En France, une quarantaine de ces bricothèques existent à l’heure actuelle. Elles sont d’ailleurs répertoriées sur des sites comme Bricolib ou le blog « À propos de Bricothèques et d’Outilthèques ». Elles sont la plupart du temps gérées par des associations, au sein desquelles les novices en bricolage peuvent discuter et échanger des conseils avec les bénévoles concernant les outils et techniques à privilégier. Des établissements qui vont de pair, également, avec le développement des tiers-lieux dédiés à la fabrication : repair café ou fablab.

Les bénéfices sont multiples : les achats compulsifs, coûteux pour l’utilisateur et pour l’environnement sont limités, et les particuliers sont incités à apprendre à bricoler eux-mêmes, à réparer et réutiliser leurs outils pour qu’ils durent le plus longtemps possible. La mutualisation des objectifs et des savoirs ainsi favorisée évite le renouvellement à neuf d’outils qui finissent bien souvent par s’entasser au fond des placards et garages. 

Lire notre dossier thématique : les tiers-lieux, laboratoires des territoires de demain


Entre mutualisation et consommation collaborative 

Ce principe de mutualisation n’est pas nouveau et se fonde sur la mise en commun de ressources pouvant se rapporter à divers domaines : des outils mais aussi des espaces, des machines… Le champ des possibles des ressources mutualisables est large, et concerne aussi bien les transports en commun que la synergie industrielle, en passant par la consommation collaborative.

Cette dernière fait référence un modèle économique où l’usage prédomine sur la propriété : l’usage d’un bien ou d’un service peut être optimisé par le partage, l’échange, ou encore la location de celui-ci.
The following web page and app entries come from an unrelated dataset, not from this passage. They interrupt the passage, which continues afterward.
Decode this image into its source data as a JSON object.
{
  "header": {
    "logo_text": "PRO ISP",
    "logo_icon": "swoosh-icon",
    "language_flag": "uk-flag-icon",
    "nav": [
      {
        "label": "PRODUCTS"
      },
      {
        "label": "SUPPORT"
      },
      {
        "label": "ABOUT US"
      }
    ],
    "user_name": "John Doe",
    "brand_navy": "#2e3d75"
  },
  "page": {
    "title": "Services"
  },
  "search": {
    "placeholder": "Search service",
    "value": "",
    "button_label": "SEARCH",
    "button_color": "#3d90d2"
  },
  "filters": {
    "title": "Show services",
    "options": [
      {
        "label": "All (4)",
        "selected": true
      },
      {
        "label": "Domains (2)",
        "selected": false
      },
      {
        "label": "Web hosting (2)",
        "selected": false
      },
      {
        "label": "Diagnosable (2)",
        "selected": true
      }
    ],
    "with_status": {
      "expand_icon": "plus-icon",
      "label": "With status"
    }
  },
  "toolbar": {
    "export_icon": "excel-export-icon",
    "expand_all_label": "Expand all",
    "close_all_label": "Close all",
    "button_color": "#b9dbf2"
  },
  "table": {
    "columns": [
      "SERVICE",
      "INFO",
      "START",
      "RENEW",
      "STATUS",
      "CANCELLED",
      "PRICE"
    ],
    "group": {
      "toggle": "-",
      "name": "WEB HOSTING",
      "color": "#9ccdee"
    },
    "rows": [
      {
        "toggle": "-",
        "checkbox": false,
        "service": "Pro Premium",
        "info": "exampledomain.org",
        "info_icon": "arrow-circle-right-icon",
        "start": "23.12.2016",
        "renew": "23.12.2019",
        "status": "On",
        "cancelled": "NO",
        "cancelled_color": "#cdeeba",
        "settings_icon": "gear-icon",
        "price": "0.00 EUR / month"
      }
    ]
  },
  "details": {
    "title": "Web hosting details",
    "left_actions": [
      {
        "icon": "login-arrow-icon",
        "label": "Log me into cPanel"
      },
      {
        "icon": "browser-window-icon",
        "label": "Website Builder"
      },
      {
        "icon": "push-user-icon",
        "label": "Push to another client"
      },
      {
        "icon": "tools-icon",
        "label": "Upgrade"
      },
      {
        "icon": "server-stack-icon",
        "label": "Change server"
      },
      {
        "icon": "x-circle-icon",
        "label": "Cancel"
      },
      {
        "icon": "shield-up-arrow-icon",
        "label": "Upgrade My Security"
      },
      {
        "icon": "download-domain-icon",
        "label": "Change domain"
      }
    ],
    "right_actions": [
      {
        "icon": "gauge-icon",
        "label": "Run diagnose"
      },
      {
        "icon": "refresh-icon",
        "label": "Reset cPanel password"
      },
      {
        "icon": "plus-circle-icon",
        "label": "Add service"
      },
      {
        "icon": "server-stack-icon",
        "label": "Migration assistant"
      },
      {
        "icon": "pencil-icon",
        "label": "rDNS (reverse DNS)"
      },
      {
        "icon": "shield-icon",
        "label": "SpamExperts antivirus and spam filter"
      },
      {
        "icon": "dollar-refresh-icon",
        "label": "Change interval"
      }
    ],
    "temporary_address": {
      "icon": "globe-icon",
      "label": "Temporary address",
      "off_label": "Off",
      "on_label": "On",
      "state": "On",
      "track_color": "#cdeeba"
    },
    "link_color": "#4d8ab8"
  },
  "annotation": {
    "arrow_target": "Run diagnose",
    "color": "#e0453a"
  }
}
Les bricothèques font partie de ce modèle, dans la mesure où elles permettent la mise en relation de particuliers qui désirent louer, prêter, donner, partager ou échanger des biens. 

De manière générale, on peut considérer la mutualisation comme une solution susceptible d’aider à repenser les usages et les modes de consommation de demain, d’autant plus que de nombreuses initiatives fleurissent. Des startups proposent par exemple de louer des produits électroménagers du quotidien, c’est le cas de Kazoo. L’entreprise propose aux particuliers la location de divers produits d’électroménager afin d’éviter les achats inutiles et favoriser le réemploi des objets. D’autres plateformes mettent aussi en place des échanges d’outils ou d’appareils ménagers, c’est le cas d’Allovoisins. La startup Kyango, elle, s’est spécialisée dans location d’articles de sport entre particuliers.

Le domaine du réemploi et de la location est ainsi large et touche à un grand nombre de nos usages de biens, comme l’illustre Fairtec, un collectif qui permet notamment de louer des équipements numériques afin d’en prolonger la durée de vie. C’est aussi ce qu’on retrouve dans le domaine automobile avec les offres d’autopartage démocratisées par les startups Getaround (ex Drivy) ou encore OuiCar. Les solutions pour changer nos pratiques en douceur et limiter l’impact de notre consommation sont ainsi multiples et variées, d’autant plus qu’elles présentent le plus souvent des avantages non négligeables pour le porte-monnaie.